Optimization is the process of finding the largest or smallest possible value of a quantity, such as maximum area, minimum cost, or shortest time. In calculus, many real-world optimization problems become functions whose peaks or valleys can be located using derivatives. A clear strategy matters because the hardest part is often turning words into a correct mathematical model.
Once the model is built, calculus gives a reliable way to test possible answers.
A typical optimization problem starts by naming the quantity to optimize and writing it as a function. Then constraints are used to reduce the function to one variable, and the domain is identified from the physical situation. Critical points are found by solving f'(x) = 0 or checking where f'(x) is undefined, then endpoints and other candidates are compared.
The final answer must be verified in context, including correct units and a check that it satisfies all constraints.
Key Facts
- Optimization goal: maximize or minimize a target quantity such as area, volume, cost, distance, or time.
- Use the constraint to rewrite the objective function in one variable before differentiating.
- Critical points occur where f'(x) = 0 or f'(x) does not exist, as long as x is in the domain.
- Closed interval test: evaluate f(x) at all critical points and endpoints, then compare values.
- Second derivative test: if f'(c) = 0 and f''(c) > 0, then f has a local minimum at c; if f''(c) < 0, then f has a local maximum at c.
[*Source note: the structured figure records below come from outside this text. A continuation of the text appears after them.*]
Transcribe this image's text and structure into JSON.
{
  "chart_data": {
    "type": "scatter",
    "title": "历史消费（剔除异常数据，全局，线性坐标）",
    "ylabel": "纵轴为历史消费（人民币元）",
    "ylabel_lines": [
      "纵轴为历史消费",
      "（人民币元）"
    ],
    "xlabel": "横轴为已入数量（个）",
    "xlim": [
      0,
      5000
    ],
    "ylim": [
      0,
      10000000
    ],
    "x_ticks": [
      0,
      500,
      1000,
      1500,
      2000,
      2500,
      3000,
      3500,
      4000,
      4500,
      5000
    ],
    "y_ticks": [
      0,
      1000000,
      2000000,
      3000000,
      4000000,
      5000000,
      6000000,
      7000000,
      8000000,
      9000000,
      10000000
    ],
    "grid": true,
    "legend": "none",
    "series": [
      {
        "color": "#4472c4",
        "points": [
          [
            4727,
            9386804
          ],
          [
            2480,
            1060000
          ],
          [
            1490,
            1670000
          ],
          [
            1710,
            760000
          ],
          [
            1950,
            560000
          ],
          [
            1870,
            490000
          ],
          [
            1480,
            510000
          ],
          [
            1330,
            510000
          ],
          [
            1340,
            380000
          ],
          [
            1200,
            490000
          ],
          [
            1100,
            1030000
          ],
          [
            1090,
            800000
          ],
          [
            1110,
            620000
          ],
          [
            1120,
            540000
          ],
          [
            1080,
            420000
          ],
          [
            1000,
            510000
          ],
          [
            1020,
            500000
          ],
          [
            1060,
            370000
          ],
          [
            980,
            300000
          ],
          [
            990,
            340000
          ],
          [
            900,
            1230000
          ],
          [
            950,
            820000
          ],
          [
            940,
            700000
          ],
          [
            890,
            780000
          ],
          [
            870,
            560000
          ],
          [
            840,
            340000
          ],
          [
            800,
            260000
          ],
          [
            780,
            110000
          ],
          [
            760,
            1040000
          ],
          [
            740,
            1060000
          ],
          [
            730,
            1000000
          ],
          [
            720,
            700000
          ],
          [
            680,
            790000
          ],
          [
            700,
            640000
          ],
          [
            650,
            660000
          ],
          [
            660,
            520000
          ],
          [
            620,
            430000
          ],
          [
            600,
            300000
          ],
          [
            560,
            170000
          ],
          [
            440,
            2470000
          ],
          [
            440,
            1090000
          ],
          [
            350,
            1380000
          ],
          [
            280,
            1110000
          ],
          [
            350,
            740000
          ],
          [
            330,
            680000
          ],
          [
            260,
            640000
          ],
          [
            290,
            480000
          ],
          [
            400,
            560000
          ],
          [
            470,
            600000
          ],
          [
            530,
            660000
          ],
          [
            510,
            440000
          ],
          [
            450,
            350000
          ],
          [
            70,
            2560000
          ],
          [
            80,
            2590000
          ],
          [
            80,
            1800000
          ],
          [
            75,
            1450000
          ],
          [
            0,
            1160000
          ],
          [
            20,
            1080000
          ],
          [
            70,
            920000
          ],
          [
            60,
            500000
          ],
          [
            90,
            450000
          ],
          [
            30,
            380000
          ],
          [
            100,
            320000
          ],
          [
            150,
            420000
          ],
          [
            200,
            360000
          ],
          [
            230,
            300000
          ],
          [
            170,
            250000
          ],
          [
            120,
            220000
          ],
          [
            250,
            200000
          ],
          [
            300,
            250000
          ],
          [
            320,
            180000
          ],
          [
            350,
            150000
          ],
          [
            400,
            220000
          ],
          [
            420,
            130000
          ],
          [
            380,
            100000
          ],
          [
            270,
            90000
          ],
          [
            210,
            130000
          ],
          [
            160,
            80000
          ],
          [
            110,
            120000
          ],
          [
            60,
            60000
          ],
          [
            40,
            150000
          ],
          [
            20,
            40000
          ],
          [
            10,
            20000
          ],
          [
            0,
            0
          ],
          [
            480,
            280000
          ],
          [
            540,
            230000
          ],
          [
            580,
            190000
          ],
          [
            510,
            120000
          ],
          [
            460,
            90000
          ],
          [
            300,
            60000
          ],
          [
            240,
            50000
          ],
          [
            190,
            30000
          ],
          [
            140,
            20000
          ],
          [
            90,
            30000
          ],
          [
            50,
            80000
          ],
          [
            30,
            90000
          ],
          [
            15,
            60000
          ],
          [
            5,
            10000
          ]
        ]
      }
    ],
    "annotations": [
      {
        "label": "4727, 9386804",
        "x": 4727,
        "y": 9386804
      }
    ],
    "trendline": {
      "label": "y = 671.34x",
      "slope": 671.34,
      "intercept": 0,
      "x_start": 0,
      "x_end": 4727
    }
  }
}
- Always state the final result in context with units, such as maximum area = 200 m^2 or minimum cost = $540.
Vocabulary
- Objective function
- The function that represents the quantity you want to maximize or minimize.
- Constraint
- An equation, inequality, or condition that limits the possible values in the problem.
- Domain
- The set of input values that make sense mathematically and physically for the situation.
- Critical point
- A point in the domain where the derivative is zero or undefined and an extreme value may occur.
- Endpoint
- A boundary value of the domain that must be checked when looking for an absolute maximum or minimum.
Common Mistakes to Avoid
- Optimizing the wrong quantity: students sometimes differentiate the constraint instead of the objective function, which finds changes in the limitation rather than the desired maximum or minimum.
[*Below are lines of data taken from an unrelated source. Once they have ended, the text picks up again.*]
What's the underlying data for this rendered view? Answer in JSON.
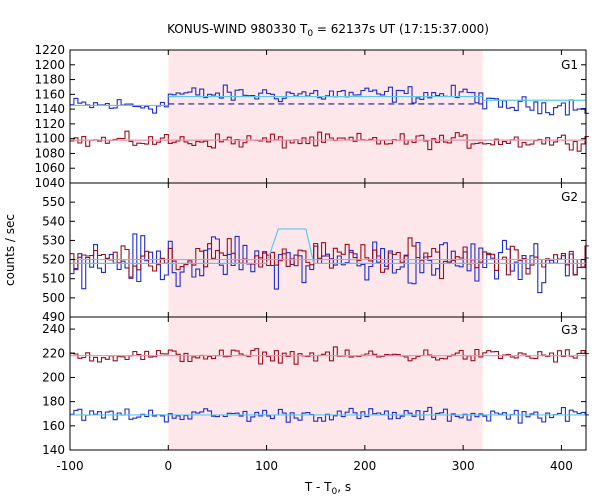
{
  "chart_data": {
    "type": "line",
    "title": {
      "main": "KONUS-WIND 980330 T",
      "sub": "0",
      "rest": " = 62137s UT (17:15:37.000)"
    },
    "xlabel": {
      "main": "T - T",
      "sub": "0",
      "rest": ", s"
    },
    "ylabel": "counts / sec",
    "xlim": [
      -100,
      425
    ],
    "xticks": [
      -100,
      0,
      100,
      200,
      300,
      400
    ],
    "highlight_interval": [
      0,
      320
    ],
    "colors": {
      "blue": "#1f2dcc",
      "red": "#9b0e1e",
      "cyan": "#5bc8ee",
      "pink": "#f08fa6",
      "navy": "#1c1e9a",
      "shade": "#fde7ea"
    },
    "panels": [
      {
        "label": "G1",
        "ylim": [
          1040,
          1220
        ],
        "yticks": [
          1040,
          1060,
          1080,
          1100,
          1120,
          1140,
          1160,
          1180,
          1200,
          1220
        ],
        "blue_base": 1145,
        "blue_burst": 1160,
        "blue_noise": 8,
        "red_base": 1097,
        "red_noise": 7,
        "fits": [
          {
            "color": "cyan",
            "dashed": false,
            "segments": [
              [
                -100,
                1145,
                0,
                1145
              ],
              [
                0,
                1157,
                320,
                1157
              ],
              [
                320,
                1152,
                425,
                1152
              ]
            ]
          },
          {
            "color": "navy",
            "dashed": true,
            "segments": [
              [
                0,
                1147,
                320,
                1147
              ]
            ]
          },
          {
            "color": "pink",
            "dashed": false,
            "segments": [
              [
                -100,
                1098,
                425,
                1098
              ]
            ]
          }
        ]
      },
      {
        "label": "G2",
        "ylim": [
          490,
          560
        ],
        "yticks": [
          490,
          500,
          510,
          520,
          530,
          540,
          550
        ],
        "blue_base": 519,
        "blue_burst": 519,
        "blue_noise": 9,
        "red_base": 521,
        "red_noise": 6,
        "fits": [
          {
            "color": "cyan",
            "dashed": false,
            "segments": [
              [
                -100,
                518,
                100,
                518
              ],
              [
                100,
                518,
                112,
                536
              ],
              [
                112,
                536,
                140,
                536
              ],
              [
                140,
                536,
                148,
                518
              ],
              [
                148,
                518,
                425,
                518
              ]
            ]
          },
          {
            "color": "pink",
            "dashed": false,
            "segments": [
              [
                -100,
                520,
                425,
                520
              ]
            ]
          }
        ]
      },
      {
        "label": "G3",
        "ylim": [
          140,
          250
        ],
        "yticks": [
          140,
          160,
          180,
          200,
          220,
          240
        ],
        "blue_base": 169,
        "blue_burst": 169,
        "blue_noise": 4,
        "red_base": 218,
        "red_noise": 4,
        "fits": [
          {
            "color": "cyan",
            "dashed": false,
            "segments": [
              [
                -100,
                169,
                425,
                169
              ]
            ]
          },
          {
            "color": "pink",
            "dashed": false,
            "segments": [
              [
                -100,
                218,
                425,
                218
              ]
            ]
          }
        ]
      }
    ]
  }
}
- Forgetting to use the constraint: leaving the objective function in two variables prevents standard single-variable derivative methods from working.
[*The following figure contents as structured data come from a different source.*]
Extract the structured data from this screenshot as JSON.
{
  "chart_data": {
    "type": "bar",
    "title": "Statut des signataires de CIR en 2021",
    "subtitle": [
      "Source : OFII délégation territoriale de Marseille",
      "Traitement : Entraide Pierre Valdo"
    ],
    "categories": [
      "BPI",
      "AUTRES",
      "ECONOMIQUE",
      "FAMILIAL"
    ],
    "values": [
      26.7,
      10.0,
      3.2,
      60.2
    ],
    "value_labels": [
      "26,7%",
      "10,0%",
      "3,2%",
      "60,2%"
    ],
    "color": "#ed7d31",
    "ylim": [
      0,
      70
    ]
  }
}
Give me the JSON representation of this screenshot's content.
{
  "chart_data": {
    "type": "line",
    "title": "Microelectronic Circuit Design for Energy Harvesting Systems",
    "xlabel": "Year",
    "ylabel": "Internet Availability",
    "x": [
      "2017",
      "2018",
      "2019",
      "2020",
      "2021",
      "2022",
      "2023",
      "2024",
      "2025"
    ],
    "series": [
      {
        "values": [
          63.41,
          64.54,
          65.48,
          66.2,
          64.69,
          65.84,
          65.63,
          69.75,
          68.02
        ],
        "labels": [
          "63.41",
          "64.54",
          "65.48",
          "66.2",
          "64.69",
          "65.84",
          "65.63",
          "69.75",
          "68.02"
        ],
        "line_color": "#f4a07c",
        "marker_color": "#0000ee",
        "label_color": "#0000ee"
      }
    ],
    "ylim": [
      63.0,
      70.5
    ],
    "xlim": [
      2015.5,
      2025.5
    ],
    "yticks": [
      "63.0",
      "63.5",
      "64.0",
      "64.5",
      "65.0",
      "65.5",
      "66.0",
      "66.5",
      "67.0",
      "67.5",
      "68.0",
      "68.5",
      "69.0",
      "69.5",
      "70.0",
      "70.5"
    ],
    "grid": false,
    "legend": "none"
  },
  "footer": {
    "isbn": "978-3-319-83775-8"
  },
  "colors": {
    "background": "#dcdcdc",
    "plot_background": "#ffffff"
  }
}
- Ignoring the domain: answers such as negative lengths or times may solve an equation but do not make sense in the real-world problem.
- Assuming f'(x) = 0 is automatically the answer: a critical point is only a candidate, so endpoints, undefined derivative points, and the original context must also be checked.
Practice Questions
- 1 A rectangle has perimeter 40 cm. Write the area as a function of one variable and find the dimensions that give the maximum area.
- 2 A farmer has 120 m of fencing to make three sides of a rectangular pen against a straight wall. Find the dimensions that maximize the area.
- 3 Explain why an optimization solution must check both the derivative condition and the physical domain of the problem.